THE economic costs of traffic in Metro Manila are going up every single day, and unless the government implements the solution offered by the exhaustive one-year study conducted by the Japan International Cooperation Agency (Jica), the horrendous traffic jams bedeviling motorists will cost a staggering P6 billion a day in 15 years, as opposed to P2.4 billion today.
The study revealed that the metropolis needed 137 kilometers of new roads, 78 km of urban expressways and more than 200 km of new rail transit lines, both elevated and underground. But instead of building such infrastructure, the measures being proposed by the government to ease traffic woes are downright silly: Land Transportation Franchising and Regulatory Board member Ariel Inton wants private vehicles off Epifanio de los Santos Avenue (Edsa), while Metropolitan Manila Development Authority Chairman Francis N. Tolentino wants traffic lights and traffic enforcers to alternately manage traffic on Katipunan Avenue.
One key road infrastructure that falls within the ambit of Jica’s offered solution to the daily traffic, but is yet to materialize, is the planned North Luzon Expressway-South Luzon Expressway Connector Road. Once constructed, the 13-km connector road will greatly ease the daily traffic jams on Edsa and Circumferential Road 5, or C-5, that now threaten our agricultural and manufacturing industries. The connector-road project will also link Clark and Ninoy Aquino international airports, as well as provide access to Manila’s busy ports.

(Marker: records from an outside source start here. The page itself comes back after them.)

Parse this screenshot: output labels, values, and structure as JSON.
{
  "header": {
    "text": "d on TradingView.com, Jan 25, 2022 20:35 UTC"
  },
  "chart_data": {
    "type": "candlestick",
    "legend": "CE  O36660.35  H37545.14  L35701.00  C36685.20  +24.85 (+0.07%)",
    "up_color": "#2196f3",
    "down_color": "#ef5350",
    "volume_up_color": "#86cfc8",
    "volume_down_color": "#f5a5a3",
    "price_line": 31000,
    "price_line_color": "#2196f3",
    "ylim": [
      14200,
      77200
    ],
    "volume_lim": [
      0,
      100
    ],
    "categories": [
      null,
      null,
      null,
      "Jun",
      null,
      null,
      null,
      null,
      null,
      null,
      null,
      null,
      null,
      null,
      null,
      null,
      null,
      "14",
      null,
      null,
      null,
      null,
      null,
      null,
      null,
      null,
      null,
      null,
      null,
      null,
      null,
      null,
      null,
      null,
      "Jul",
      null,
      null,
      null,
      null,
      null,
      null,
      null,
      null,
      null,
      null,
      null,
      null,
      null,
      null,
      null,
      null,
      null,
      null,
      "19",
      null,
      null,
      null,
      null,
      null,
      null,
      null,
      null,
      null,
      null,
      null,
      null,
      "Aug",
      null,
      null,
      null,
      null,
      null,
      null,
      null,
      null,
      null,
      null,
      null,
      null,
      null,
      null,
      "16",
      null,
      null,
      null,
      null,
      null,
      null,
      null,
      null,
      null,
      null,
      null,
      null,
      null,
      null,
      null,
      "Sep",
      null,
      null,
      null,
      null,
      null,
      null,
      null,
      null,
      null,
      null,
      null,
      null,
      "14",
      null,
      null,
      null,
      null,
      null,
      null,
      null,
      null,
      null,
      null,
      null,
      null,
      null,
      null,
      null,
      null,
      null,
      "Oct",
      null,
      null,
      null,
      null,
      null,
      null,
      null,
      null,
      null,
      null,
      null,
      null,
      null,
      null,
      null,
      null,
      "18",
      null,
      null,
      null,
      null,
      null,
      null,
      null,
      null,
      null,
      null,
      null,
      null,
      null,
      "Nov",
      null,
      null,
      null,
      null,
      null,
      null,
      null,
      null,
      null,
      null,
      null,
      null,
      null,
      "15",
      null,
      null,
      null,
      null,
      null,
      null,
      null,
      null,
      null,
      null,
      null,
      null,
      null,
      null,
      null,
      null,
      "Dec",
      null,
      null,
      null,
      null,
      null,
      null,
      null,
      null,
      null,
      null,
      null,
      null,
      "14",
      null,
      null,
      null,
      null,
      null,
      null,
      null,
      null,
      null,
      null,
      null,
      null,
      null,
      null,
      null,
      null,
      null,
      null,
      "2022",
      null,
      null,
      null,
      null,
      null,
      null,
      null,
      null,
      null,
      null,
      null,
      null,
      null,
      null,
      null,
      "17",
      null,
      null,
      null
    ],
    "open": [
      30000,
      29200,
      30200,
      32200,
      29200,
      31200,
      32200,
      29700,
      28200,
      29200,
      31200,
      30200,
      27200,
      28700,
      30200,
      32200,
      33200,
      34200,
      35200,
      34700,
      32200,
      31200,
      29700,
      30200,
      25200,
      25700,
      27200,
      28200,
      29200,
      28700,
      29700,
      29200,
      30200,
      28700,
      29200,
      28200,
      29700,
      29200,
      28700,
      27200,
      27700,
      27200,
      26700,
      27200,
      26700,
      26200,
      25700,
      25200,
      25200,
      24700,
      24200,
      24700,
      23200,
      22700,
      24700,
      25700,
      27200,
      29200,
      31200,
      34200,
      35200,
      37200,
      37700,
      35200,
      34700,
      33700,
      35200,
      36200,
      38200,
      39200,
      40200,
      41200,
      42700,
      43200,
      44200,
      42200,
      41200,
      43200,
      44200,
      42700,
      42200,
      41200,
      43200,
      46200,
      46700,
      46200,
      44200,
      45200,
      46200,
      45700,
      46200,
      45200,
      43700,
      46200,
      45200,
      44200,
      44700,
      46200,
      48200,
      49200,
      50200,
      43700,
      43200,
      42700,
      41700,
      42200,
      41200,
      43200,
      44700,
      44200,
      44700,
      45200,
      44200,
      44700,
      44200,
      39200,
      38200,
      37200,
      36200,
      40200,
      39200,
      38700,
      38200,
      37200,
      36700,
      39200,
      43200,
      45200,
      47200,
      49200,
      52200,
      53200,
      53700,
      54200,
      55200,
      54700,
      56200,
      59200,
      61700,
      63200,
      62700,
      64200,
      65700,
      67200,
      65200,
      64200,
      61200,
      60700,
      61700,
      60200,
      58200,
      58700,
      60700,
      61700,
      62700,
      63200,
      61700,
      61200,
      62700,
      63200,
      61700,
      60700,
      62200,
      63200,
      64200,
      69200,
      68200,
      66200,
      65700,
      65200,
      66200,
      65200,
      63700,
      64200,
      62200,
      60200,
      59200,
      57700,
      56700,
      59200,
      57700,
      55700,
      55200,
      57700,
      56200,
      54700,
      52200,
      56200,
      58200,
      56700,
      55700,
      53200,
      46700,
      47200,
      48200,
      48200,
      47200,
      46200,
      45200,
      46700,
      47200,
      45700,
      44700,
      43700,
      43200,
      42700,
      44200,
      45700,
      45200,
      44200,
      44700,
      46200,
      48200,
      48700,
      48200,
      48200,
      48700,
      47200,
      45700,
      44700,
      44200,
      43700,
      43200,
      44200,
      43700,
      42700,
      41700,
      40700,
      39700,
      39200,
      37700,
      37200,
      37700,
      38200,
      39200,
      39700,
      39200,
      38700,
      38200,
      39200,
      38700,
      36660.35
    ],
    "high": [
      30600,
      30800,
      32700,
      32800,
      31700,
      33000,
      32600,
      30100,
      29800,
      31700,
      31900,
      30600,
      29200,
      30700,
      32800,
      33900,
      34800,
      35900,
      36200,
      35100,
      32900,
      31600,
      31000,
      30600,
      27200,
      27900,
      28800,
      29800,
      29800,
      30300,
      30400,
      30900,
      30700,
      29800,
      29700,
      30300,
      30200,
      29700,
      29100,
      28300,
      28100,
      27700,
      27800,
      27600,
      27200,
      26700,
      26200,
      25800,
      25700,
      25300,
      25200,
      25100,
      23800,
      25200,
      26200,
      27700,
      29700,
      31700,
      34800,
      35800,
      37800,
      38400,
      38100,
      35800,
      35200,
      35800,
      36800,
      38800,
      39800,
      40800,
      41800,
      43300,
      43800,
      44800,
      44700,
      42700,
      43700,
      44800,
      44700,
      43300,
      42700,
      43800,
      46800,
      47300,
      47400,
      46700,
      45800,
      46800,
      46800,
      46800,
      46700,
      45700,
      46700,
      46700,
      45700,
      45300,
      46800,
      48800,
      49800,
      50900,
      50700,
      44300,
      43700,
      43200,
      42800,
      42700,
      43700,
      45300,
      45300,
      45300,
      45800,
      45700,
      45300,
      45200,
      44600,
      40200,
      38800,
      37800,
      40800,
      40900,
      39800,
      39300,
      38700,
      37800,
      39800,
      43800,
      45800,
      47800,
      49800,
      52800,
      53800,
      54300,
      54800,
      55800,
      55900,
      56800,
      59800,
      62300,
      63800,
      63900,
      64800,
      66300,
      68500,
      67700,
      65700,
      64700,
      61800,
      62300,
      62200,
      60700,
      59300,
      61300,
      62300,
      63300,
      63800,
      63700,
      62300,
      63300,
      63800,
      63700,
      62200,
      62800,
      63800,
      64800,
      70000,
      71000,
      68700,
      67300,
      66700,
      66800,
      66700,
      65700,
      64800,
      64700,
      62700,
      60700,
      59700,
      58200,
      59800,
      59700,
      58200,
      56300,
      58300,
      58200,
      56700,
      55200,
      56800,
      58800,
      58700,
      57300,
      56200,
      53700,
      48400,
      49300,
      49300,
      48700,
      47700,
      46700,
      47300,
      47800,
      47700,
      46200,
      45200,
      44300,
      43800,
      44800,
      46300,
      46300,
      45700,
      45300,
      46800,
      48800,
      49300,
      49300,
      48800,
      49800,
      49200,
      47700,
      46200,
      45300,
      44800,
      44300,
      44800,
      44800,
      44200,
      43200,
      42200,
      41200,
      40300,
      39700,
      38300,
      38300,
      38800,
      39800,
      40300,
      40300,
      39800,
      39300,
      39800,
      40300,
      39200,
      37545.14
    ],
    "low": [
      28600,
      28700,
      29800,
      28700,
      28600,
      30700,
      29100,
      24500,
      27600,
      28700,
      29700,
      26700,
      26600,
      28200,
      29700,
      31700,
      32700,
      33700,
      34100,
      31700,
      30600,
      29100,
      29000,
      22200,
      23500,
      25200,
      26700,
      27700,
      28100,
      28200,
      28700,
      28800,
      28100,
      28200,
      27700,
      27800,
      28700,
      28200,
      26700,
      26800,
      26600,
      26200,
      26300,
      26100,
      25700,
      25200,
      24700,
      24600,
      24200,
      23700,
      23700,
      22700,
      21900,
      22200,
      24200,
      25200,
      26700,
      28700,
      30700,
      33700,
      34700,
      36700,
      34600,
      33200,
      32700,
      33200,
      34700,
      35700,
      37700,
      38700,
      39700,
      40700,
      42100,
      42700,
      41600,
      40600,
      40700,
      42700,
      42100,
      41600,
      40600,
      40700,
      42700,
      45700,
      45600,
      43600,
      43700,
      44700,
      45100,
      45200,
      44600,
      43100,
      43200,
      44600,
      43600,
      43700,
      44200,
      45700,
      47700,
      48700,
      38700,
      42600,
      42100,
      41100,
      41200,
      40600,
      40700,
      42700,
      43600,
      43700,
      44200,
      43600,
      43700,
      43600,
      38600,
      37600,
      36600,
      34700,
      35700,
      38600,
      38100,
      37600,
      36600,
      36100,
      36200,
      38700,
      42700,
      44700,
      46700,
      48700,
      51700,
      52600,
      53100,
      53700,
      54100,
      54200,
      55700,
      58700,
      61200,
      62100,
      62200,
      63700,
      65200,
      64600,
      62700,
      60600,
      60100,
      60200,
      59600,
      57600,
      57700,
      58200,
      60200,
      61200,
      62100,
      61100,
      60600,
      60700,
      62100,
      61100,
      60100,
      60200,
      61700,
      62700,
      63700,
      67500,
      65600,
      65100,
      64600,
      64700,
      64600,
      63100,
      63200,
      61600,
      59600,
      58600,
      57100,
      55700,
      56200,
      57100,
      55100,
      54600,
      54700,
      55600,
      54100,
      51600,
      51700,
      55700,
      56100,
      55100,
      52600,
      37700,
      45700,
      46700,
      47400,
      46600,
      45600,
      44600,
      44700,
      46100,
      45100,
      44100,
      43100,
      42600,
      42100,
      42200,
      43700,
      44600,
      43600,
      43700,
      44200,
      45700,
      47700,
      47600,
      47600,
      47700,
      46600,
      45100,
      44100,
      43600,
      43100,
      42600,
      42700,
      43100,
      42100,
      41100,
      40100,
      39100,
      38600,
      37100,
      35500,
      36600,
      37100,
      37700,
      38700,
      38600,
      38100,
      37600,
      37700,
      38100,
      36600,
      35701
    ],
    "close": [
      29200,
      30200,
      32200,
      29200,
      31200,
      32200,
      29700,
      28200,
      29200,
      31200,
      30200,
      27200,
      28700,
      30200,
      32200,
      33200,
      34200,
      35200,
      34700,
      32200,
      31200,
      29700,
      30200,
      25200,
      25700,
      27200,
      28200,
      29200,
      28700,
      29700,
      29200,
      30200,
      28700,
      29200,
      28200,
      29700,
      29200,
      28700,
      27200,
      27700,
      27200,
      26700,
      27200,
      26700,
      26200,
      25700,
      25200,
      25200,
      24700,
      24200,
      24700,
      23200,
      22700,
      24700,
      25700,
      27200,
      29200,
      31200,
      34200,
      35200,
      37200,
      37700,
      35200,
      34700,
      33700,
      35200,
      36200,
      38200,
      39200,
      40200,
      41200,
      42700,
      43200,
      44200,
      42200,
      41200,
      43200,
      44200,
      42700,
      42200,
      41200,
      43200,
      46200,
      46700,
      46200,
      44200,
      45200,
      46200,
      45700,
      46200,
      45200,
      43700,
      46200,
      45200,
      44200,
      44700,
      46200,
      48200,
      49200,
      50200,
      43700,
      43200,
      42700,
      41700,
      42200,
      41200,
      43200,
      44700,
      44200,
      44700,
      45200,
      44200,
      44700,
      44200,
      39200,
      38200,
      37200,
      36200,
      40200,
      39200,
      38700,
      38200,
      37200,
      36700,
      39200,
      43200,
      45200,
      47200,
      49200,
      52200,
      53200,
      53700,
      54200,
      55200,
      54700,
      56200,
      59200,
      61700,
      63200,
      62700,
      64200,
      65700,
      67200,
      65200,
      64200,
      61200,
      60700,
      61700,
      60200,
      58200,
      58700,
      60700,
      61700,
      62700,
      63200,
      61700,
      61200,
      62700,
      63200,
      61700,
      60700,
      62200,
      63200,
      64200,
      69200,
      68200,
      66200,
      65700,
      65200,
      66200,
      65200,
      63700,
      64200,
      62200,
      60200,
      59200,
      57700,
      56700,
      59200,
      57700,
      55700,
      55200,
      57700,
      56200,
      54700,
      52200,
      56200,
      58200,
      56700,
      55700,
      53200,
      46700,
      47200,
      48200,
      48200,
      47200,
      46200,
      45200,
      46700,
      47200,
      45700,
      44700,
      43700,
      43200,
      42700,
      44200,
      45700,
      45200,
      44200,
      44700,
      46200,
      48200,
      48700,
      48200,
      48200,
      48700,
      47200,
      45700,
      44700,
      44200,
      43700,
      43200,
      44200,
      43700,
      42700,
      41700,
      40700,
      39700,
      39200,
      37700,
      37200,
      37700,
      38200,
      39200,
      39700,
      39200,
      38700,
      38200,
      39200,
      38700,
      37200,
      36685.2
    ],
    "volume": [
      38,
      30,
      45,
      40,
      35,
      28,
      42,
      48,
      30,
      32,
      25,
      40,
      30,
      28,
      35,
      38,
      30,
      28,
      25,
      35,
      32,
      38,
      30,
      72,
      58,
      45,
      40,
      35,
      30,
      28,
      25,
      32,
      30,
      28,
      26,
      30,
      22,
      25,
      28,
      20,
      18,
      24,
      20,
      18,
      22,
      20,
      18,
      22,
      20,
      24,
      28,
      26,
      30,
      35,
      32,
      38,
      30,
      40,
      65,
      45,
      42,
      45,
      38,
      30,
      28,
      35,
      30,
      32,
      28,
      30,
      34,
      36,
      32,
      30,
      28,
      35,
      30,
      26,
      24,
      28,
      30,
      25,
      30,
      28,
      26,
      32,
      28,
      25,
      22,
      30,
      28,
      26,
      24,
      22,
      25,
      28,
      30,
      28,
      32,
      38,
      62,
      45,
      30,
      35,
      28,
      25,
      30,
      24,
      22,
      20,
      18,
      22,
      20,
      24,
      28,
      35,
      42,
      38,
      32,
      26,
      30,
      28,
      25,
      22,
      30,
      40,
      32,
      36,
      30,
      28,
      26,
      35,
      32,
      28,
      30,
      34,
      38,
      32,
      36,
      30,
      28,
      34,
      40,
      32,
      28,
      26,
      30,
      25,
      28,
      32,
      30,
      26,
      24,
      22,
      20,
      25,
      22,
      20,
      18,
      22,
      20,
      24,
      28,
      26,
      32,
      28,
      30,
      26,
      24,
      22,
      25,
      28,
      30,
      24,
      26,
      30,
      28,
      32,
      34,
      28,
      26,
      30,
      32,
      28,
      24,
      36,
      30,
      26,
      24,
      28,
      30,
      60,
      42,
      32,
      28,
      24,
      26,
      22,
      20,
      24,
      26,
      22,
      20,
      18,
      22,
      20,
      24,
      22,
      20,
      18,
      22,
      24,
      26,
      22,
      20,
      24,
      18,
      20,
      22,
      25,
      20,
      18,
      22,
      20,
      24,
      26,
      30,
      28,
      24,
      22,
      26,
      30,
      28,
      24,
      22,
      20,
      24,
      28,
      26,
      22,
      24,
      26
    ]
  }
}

With the connector road, there will be tremendous savings and even the poor are seen to take advantage of its huge benefits, which the study extrapolated: The current average transport cost of P42 a day would be reduced to P24, while travel time would be cut from 80 minutes to 30 minutes.
There is no better concrete plan than that for the connector road, which is something that even Hong Kong, Singapore and Thailand have constructed for their benefit, because they have scarce lands. As Jica Philippines Senior Representative Eigo Azukizawa said: “[An] efficient public-transport system is a pro-poor investment, as it provides reasonable ways of moving. [Also], it enables people to commute from suburban areas, where one can afford housing in a more spacious and safer area.”
Anchor Land’s dilemma
A PLAN by listed Anchor Land Holdings Inc., which specializes in sophisticated property developments, to revive the glory of the Admiral Hotel has been put in hold, with the old hotel half-demolished after the National Historical Commission of the Philippines (NHCP) flip-flopped on its earlier decision to greenlight the demolition after heritage conservationists expressed indignation.
Anchor Land earlier sought the NHCP’s opinion after it bought the Admiral Hotel from the Lopez-Araneta group in 2009 and was intent on developing the property with the view of making it a cultural-heritage site. The commission then wrote that Anchor Land could consider the property for “adaptive reuse,” which led to its decision to put up an entirely new structure, since the hotel can no longer be retrofitted and is structurally unsound.
Thus, Anchor Land proceeded to demolish the building and, at the same time, tapped the Accor Group, a big European hotel operator, to take over the management of the new hotel once it is built. What followed, though, was a lamentable cease-and-desist order issued by the NHCP, acting on a petition from heritage conservationists.
The heritage conservationists made a fuss about the demolition and, after an inspection of the site on September 23, petitioned the commission to stop it. Now, not only is Anchor Land in a big predicament, thanks to the NHCP flip-flopping on its initial decision, its P1-billion investment to resurrect Admiral Hotel as a 150-room super deluxe hotel is in danger of being “wasted,” due to no fault of its own.
Corporation Code seminar
A SEMINAR on the proposed amendments to the Corporation Code and updates on corporate reportorial compliance that targets directors, compliance officers, corporate secretaries, business owners, practicing lawyers and certified public accountants (CPAs), among others, will be held on October 23, from 9 a.m. to 5 p.m., on the fifth floor of RCBC Plaza. CPA-lawyer Rosario S. Bernaldo will lead the discussions on the proposed amendments and how these may affect businesses.
Other CPA-lawyers will speak on best practices in conducting annual stockholders’ and board of directors’ meetings, and in keeping up-to-date corporate records and complying with the government’s reportorial requirements. Lawyers Danilo C. Cunanan, Pepito G. Po, Christopher A. Presto and Reynato M. Directo, all partners of Bernaldo Directo & Po Law Office, will act as resource persons.